Module 3 – Society, Democracy & The Economy

  • Western liberal democracy and citizen needs
  • Capitalism and communism as delivery mechanisms for public goods
  • Role of markets; mental health benefits of autonomy
  • Government oversight, security, and taxation; debt as moral responsibility
  • Bureaucracy and public service ethos; quangos and accountability
  • Science-based policy; honesty in public office; competence and manifesto integrity
  • Tech-enabled transparency and citizen oversight

Module 4 – Designing an energy market fit for today

Fairness in energy

  • Meaning and measurement of fairness; Shapley theory
  • Market design impacts on democracy and growth
  • Net Zero vs true climate mitigation; interconnection and resilience
  • Legislative and institutional reforms; ensuring grid stability

Systems thinking, grid resilience & current challenges

  • Physics-first design; renewables, storage, and constraints
  • Principles-based regulation; infrastructure finance & AI data-centre demand
  • Flexibility: definition, valuation, and efficient access
  • Digital marketplace concepts: retail, wholesale, balancing
  • Supplier business models vs liberalised market ideals; smart grid incentives

Module 5 – Materials, Sustainability & Circular Economy

To be developed.
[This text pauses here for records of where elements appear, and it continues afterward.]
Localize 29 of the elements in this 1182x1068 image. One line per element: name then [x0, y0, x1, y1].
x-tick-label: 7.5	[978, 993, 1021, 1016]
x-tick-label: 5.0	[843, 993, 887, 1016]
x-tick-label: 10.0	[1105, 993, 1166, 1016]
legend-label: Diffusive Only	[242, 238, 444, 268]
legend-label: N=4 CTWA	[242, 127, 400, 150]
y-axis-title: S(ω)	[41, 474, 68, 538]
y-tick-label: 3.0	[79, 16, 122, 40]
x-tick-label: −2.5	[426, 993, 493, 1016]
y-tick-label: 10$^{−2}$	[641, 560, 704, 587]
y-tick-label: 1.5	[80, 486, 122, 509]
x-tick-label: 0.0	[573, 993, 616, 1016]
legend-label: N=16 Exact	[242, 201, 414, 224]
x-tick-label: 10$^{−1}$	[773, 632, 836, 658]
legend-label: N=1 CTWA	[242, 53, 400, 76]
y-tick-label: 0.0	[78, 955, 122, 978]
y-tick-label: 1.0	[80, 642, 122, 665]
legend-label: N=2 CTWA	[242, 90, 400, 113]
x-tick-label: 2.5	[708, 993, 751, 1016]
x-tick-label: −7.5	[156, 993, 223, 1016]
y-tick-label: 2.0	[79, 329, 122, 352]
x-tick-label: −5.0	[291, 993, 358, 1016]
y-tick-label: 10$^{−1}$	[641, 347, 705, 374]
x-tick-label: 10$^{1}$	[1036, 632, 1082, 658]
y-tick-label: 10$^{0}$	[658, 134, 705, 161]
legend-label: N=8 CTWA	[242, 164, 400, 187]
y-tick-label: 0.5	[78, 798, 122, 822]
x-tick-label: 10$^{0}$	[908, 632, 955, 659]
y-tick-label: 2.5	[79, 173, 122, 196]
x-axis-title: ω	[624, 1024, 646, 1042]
Resource flows (metals, minerals, semiconductors), life-cycle analysis, EROI, and links between material supply chains and geopolitical stability.


5. Assessment (optional)

ComponentWeightDescription
Portfolio of Reflections40%Short essays connecting theory to lived experience — e.g., how energy, carbon, and democratic principles intersect in everyday decisions.
Community Design Project30%Develop a proposal for a local or community sustainability initiative that applies course principles. Examples: neighbourhood energy-sharing, resource-reuse networks, circular-economy ventures, or civic-tech tools that promote fairness and transparency. Define stakeholders, map energy/material flows, propose metrics for social, environmental, and democratic value, and outline a feasible delivery plan.
Presentation / Viva20%Present and defend the project to a simulated town-hall or local-council panel, demonstrating clarity of design, feasibility, and alignment with democratic values.
Participation & Field Notes10%Attendance, engagement, and reflections from lectures, interviews, and virtual field trips.